FRESH OUT OF THE OVEN
By MICHAEL PERKINS
PUBLIC STRUCTURES CAN BECOME THE MOST OVER-PHOTOGRAPHED objects on the planet, especially if they strike people as personally symbolic. As visual icons of status, history, empire, and other human yearnings, our buildings and gathering places can flood the world market with images, as everyone does their “take” on things that have already been explored beyond human imagination. Eventually, saying something new about these places can be a challenge, since all the obvious renditions of it have themselves become iconic. That is to say, the predominant way most people have photographed a thing becomes, itself, the “official” way of looking at it.
This problem exists less with new or emerging destinations, places that are not as yet pre-imagined into “correct” photographic interpretations. Such sites are, if you will, fresh out of the oven. Be one of the first hundred million or so to “discover” a special place, and you may just have a chance of looking at it in an original way, before the prevailing version becomes carved in stone. Take two iconic sectors of Manhattan as an example. One has to really, really strain to make a new image of the Empire State Building, and so many of us just shoot our copy of the expected view. Head down to Ground Zero, however, and it seems much easier to do a lot more, imagination-wise, with something like the Oculus, the space-erific replacement for the PATH terminal that was destroyed on 9/11. Its contours still surprise. Its overall design intention is still a matter of personal conjecture. It has not yet become either universally beloved or universally despised.

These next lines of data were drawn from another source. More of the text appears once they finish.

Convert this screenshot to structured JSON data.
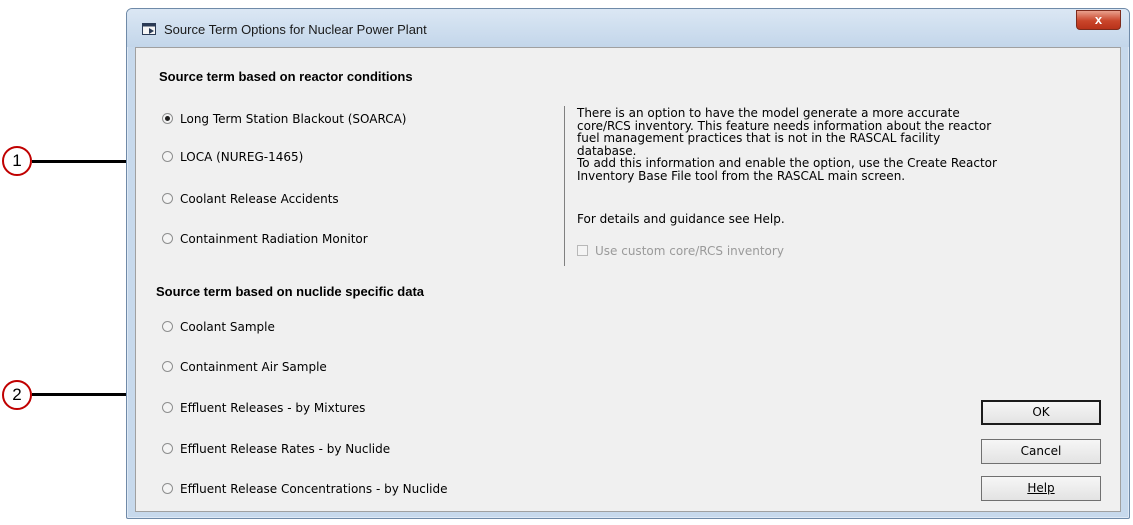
{
  "window": {
    "title": "Source Term Options for Nuclear Power Plant",
    "close_label": "x"
  },
  "annotations": [
    {
      "label": "1"
    },
    {
      "label": "2"
    }
  ],
  "reactor_section": {
    "heading": "Source term based on reactor conditions",
    "options": [
      {
        "label": "Long Term Station Blackout (SOARCA)",
        "checked": true
      },
      {
        "label": "LOCA (NUREG-1465)",
        "checked": false
      },
      {
        "label": "Coolant Release Accidents",
        "checked": false
      },
      {
        "label": "Containment Radiation Monitor",
        "checked": false
      }
    ]
  },
  "info_panel": {
    "lines": [
      "There is an option to have the model generate a more accurate",
      "core/RCS inventory. This feature needs information about the reactor",
      "fuel management practices that is not in the RASCAL facility database.",
      "To add this information and enable the option, use the Create Reactor",
      "Inventory Base File tool from the RASCAL main screen."
    ],
    "help_hint": "For details and guidance see Help.",
    "custom_inventory_label": "Use custom core/RCS inventory",
    "custom_inventory_checked": false,
    "custom_inventory_enabled": false
  },
  "nuclide_section": {
    "heading": "Source term based on nuclide specific data",
    "options": [
      {
        "label": "Coolant Sample",
        "checked": false
      },
      {
        "label": "Containment Air Sample",
        "checked": false
      },
      {
        "label": "Effluent Releases - by Mixtures",
        "checked": false
      },
      {
        "label": "Effluent Release Rates - by Nuclide",
        "checked": false
      },
      {
        "label": "Effluent Release Concentrations - by Nuclide",
        "checked": false
      }
    ]
  },
  "buttons": {
    "ok_label": "OK",
    "cancel_label": "Cancel",
    "help_label": "Help"
  },
  "colors": {
    "callout_circle_border": "#c00000",
    "close_button": "#c9452a",
    "title_bar": "#c7d9ec"
  }
}
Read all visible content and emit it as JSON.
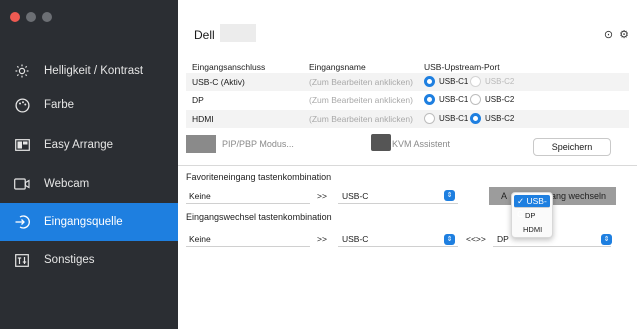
{
  "window": {
    "traffic_lights": [
      "close",
      "minimize",
      "zoom"
    ]
  },
  "sidebar": {
    "items": [
      {
        "label": "Helligkeit / Kontrast",
        "icon": "brightness-icon",
        "active": false
      },
      {
        "label": "Farbe",
        "icon": "palette-icon",
        "active": false
      },
      {
        "label": "Easy Arrange",
        "icon": "layout-icon",
        "active": false
      },
      {
        "label": "Webcam",
        "icon": "webcam-icon",
        "active": false
      },
      {
        "label": "Eingangsquelle",
        "icon": "input-source-icon",
        "active": true
      },
      {
        "label": "Sonstiges",
        "icon": "other-icon",
        "active": false
      }
    ]
  },
  "header": {
    "device": "Dell",
    "icons": [
      "info-icon",
      "settings-icon"
    ]
  },
  "input_table": {
    "headers": [
      "Eingangsanschluss",
      "Eingangsname",
      "USB-Upstream-Port"
    ],
    "rows": [
      {
        "port": "USB-C (Aktiv)",
        "name_hint": "(Zum Bearbeiten anklicken)",
        "usb1": "USB-C1",
        "usb2": "USB-C2",
        "selected": "USB-C1",
        "usb2_disabled": true
      },
      {
        "port": "DP",
        "name_hint": "(Zum Bearbeiten anklicken)",
        "usb1": "USB-C1",
        "usb2": "USB-C2",
        "selected": "USB-C1",
        "usb2_disabled": false
      },
      {
        "port": "HDMI",
        "name_hint": "(Zum Bearbeiten anklicken)",
        "usb1": "USB-C1",
        "usb2": "USB-C2",
        "selected": "USB-C2",
        "usb2_disabled": false
      }
    ]
  },
  "tools": {
    "pip_label": "PIP/PBP Modus...",
    "kvm_label": "KVM Assistent",
    "save_label": "Speichern"
  },
  "favorite": {
    "title": "Favoriteneingang tastenkombination",
    "key_value": "Keine",
    "arrow": ">>",
    "target": "USB-C",
    "switch_label_left": "A",
    "switch_label_right": "ang wechseln"
  },
  "switch_combo": {
    "title": "Eingangswechsel tastenkombination",
    "key_value": "Keine",
    "arrow": ">>",
    "first": "USB-C",
    "swap": "<<>>",
    "second": "DP"
  },
  "dropdown": {
    "options": [
      "USB-C",
      "DP",
      "HDMI"
    ],
    "selected": "USB-C",
    "check": "✓"
  },
  "colors": {
    "accent": "#1e7fe0",
    "sidebar": "#2b2e33"
  }
}
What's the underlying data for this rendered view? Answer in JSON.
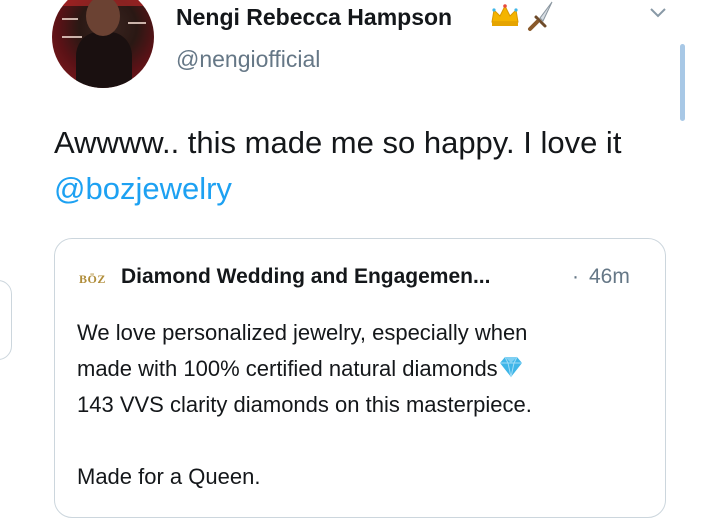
{
  "author": {
    "display_name": "Nengi Rebecca Hampson",
    "username": "@nengiofficial",
    "name_icons": [
      "crown-icon",
      "dagger-icon"
    ]
  },
  "tweet": {
    "text_before": "Awwww.. this made me so happy. I love it ",
    "mention": "@bozjewelry"
  },
  "quote": {
    "logo_text": "BŌZ",
    "author": "Diamond Wedding and Engagemen...",
    "separator": "·",
    "time": "46m",
    "line1": "We love personalized jewelry, especially when",
    "line2": "made with 100% certified natural diamonds",
    "line3": "143 VVS clarity diamonds on this masterpiece.",
    "line4": "Made for a Queen."
  },
  "colors": {
    "link": "#1da1f2",
    "secondary_text": "#657786",
    "border": "#ccd6dd",
    "diamond": "#3fb6e8"
  }
}
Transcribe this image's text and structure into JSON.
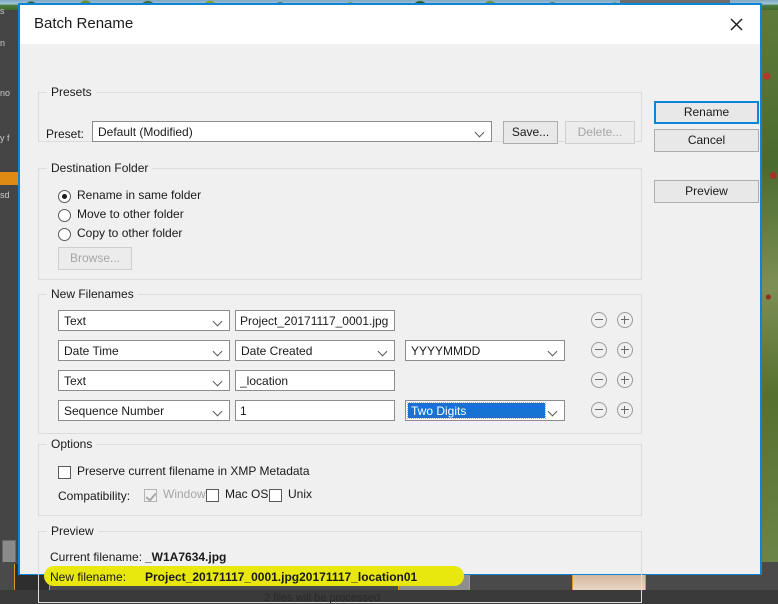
{
  "window": {
    "title": "Batch Rename",
    "close_icon": "close-icon"
  },
  "presets": {
    "group_title": "Presets",
    "preset_label": "Preset:",
    "preset_value": "Default (Modified)",
    "save_label": "Save...",
    "delete_label": "Delete..."
  },
  "destination": {
    "group_title": "Destination Folder",
    "options": [
      {
        "label": "Rename in same folder",
        "checked": true
      },
      {
        "label": "Move to other folder",
        "checked": false
      },
      {
        "label": "Copy to other folder",
        "checked": false
      }
    ],
    "browse_label": "Browse..."
  },
  "new_filenames": {
    "group_title": "New Filenames",
    "rows": [
      {
        "type": "Text",
        "value": "Project_20171117_0001.jpg",
        "option": null,
        "minus": "minus-icon",
        "plus": "plus-icon"
      },
      {
        "type": "Date Time",
        "value": "Date Created",
        "option": "YYYYMMDD",
        "minus": "minus-icon",
        "plus": "plus-icon"
      },
      {
        "type": "Text",
        "value": "_location",
        "option": null,
        "minus": "minus-icon",
        "plus": "plus-icon"
      },
      {
        "type": "Sequence Number",
        "value": "1",
        "option": "Two Digits",
        "minus": "minus-icon",
        "plus": "plus-icon"
      }
    ]
  },
  "options": {
    "group_title": "Options",
    "preserve_label": "Preserve current filename in XMP Metadata",
    "compatibility_label": "Compatibility:",
    "compat": [
      {
        "label": "Windows",
        "checked": true,
        "disabled": true
      },
      {
        "label": "Mac OS",
        "checked": false,
        "disabled": false
      },
      {
        "label": "Unix",
        "checked": false,
        "disabled": false
      }
    ]
  },
  "preview": {
    "group_title": "Preview",
    "current_label": "Current filename:",
    "current_value": "_W1A7634.jpg",
    "new_label": "New filename:",
    "new_value": "Project_20171117_0001.jpg20171117_location01",
    "files_note": "2 files will be processed",
    "highlight_color": "#e8e80f"
  },
  "actions": {
    "rename_label": "Rename",
    "cancel_label": "Cancel",
    "preview_label": "Preview",
    "accent_color": "#0b84d9"
  },
  "background": {
    "sidebar_fragments": [
      "s",
      "n",
      "no",
      "y f",
      "sd"
    ]
  }
}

Art thrives in areas where, conceptually, we haven’t truly made up our minds…where the jury’s still out. Photographing something in an influential vacuum….that is, uninfluenced by all the others who have discovered the subject before you…is difficult. Both the glorious and the notorious attract shooters like a summer porch light does moths, and soon, what I call the “postcard average” version of a thing emerges, and is cemented into place. At that point the photographer who wants to mine something new out of the subject has to be prepared to dig deep, to undercut expectations. But when we measure the impact of a thing with our own eyes, rather than just recording our agreement with the popular view, then the mob stops being in charge inside our heads. Then we can actually see.